The U.S. dollar index, which measures the greenback’s strength against a trade-weighted basket of six major currencies, dropped 0.47% to 99.12.
In Japan, the corporate services price index rose 0.8% year-on-year, beating an expected 0.5% gain. USD/JPY changed hands at 110.36, down 0.91%, while AUD/USD traded at 0.7624, flat.
"This is the market reacting to Donald Trump's failure to implement one of his major campaign promises," said Bart Wakabayashi of State Street.
As well, Prime Minister Theresa May will set out how her government plans to restore sovereignty over Britain's laws on Thursday, publishing a detailed paper on ending "the supremacy of EU lawmakers," according to Reuters.

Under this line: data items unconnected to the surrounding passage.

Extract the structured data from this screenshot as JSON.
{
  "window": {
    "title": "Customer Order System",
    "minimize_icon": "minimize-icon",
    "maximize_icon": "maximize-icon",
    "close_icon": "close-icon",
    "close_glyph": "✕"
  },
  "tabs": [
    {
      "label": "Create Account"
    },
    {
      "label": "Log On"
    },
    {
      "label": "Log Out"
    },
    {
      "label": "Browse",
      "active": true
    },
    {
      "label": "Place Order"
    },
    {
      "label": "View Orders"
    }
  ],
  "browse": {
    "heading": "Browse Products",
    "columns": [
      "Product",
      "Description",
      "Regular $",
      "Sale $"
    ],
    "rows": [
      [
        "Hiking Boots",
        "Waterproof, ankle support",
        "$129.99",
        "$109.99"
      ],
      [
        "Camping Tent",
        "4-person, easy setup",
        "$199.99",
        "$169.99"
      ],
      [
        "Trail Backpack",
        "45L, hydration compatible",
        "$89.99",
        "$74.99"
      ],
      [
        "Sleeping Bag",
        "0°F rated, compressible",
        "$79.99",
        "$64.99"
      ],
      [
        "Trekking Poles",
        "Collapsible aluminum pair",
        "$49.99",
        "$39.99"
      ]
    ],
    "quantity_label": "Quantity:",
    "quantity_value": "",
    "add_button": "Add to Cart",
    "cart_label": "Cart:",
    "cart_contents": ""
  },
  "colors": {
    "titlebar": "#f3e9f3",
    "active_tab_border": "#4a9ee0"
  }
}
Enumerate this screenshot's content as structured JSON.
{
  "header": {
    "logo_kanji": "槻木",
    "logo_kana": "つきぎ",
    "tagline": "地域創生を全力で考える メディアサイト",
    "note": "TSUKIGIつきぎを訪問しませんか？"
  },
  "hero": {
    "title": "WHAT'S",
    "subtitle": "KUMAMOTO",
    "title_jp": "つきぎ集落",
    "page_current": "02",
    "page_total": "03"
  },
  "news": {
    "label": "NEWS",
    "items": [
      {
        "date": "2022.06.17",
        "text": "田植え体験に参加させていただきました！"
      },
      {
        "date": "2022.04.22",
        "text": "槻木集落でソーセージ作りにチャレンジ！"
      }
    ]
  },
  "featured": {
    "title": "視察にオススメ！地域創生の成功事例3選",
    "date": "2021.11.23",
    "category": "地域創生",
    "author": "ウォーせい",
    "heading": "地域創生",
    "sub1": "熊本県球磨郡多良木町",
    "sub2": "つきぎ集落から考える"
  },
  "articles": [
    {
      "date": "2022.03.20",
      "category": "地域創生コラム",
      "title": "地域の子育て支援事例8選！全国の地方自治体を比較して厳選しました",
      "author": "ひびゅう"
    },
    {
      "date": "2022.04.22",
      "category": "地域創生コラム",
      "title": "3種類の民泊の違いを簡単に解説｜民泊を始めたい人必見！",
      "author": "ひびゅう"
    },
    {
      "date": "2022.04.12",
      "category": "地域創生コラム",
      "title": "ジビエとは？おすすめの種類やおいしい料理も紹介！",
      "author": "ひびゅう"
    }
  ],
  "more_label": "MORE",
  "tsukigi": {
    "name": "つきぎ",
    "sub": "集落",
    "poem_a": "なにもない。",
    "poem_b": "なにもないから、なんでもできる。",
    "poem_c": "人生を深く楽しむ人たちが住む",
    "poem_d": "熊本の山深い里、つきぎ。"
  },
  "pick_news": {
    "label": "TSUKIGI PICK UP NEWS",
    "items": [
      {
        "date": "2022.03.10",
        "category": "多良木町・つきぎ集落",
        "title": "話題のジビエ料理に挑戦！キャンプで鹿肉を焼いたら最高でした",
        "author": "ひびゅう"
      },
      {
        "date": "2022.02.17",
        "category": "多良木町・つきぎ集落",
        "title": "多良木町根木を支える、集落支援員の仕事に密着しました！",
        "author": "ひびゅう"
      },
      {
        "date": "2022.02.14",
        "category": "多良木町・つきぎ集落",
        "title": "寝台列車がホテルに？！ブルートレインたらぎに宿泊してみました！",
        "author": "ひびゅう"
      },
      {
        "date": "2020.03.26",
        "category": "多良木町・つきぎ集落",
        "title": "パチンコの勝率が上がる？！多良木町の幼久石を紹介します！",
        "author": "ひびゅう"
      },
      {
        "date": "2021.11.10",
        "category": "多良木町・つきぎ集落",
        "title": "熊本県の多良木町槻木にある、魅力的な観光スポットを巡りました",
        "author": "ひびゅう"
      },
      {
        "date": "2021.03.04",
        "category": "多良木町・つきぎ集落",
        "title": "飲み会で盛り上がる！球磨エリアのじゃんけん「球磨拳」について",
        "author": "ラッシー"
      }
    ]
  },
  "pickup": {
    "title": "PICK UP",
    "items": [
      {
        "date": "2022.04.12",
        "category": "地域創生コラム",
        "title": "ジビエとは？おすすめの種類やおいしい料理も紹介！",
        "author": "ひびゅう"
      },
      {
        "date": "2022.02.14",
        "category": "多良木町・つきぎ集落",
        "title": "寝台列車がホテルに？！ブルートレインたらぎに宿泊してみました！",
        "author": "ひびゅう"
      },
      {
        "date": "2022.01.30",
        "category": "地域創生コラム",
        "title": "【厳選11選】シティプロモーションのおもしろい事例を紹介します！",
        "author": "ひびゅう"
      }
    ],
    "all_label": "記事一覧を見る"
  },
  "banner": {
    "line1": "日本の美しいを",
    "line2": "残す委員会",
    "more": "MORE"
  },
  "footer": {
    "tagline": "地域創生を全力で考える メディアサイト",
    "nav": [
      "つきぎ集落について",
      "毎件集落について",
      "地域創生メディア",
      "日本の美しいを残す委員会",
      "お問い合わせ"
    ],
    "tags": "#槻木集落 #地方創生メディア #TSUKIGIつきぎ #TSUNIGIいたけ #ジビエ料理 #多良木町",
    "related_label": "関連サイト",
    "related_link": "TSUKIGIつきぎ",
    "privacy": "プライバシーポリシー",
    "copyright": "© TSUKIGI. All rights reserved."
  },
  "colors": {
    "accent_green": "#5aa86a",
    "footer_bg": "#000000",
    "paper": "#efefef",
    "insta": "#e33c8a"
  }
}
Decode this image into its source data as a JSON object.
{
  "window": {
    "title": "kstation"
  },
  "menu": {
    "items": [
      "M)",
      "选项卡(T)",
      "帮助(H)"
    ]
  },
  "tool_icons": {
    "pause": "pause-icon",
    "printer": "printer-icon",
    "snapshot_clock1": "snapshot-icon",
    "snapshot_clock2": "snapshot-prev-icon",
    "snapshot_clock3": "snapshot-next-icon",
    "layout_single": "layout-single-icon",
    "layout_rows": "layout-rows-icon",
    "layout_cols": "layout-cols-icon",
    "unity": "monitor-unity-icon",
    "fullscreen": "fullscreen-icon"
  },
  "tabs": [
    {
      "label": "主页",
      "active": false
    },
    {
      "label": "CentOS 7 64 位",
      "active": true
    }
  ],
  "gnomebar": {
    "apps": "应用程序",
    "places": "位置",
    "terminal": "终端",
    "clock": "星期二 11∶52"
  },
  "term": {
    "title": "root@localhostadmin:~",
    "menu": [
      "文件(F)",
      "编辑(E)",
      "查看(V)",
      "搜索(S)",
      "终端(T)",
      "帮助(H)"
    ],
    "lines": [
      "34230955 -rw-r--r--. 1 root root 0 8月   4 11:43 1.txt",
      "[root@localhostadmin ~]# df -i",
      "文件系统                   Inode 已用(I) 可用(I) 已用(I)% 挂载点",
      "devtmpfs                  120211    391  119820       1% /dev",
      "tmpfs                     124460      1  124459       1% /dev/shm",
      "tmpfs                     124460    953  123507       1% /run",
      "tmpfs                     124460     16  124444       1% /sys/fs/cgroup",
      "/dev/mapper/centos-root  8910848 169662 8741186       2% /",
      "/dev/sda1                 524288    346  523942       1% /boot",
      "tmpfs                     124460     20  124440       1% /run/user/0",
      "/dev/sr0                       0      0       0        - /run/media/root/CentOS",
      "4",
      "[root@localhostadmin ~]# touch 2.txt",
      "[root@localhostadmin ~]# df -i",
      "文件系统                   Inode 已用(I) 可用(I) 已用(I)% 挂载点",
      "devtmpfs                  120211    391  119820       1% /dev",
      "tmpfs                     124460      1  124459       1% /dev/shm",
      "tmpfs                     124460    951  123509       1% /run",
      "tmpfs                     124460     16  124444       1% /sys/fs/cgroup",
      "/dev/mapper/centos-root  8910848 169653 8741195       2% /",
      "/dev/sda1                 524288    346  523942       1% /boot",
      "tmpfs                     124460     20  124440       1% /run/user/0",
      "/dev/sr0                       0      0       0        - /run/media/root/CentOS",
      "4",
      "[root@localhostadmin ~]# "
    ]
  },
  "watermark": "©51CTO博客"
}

GBP/USD traded at 1.2520, up 0.38%.
On Monday, the Ifo Institute will report on German business climate and Federal Reserve Bank of Chicago President Charles Evans and Dallas Fed President Robert Kaplan are scheduled to speak.
Last week, the dollar pulled back from a four-month trough against the safe haven yen on Friday after Republican leaders dropped legislation to replace the Affordable Care Act before a planned vote, in a setback to President Donald Trump.
Republican leaders pulled legislation to overhaul the U.S. healthcare system before a vote in the House of Representatives after it failed to gather enough support to pass.
The defeat for the bill added to doubts over the Trump administration’s ability to push through the pro-growth economic agenda promised by the president.
Investors viewed the Trump administration's failure to push through a healthcare overhaul as a sign he may also face further setbacks delivering on other policy pledges including corporate tax cuts, regulatory reform and infrastructure spending.
The single currency has been boosted by expectations for monetary tightening by the European Central Bank later this year and growing hopes that the far-right anti-EU leader Marine Le Pen will be defeated in the French presidential elections.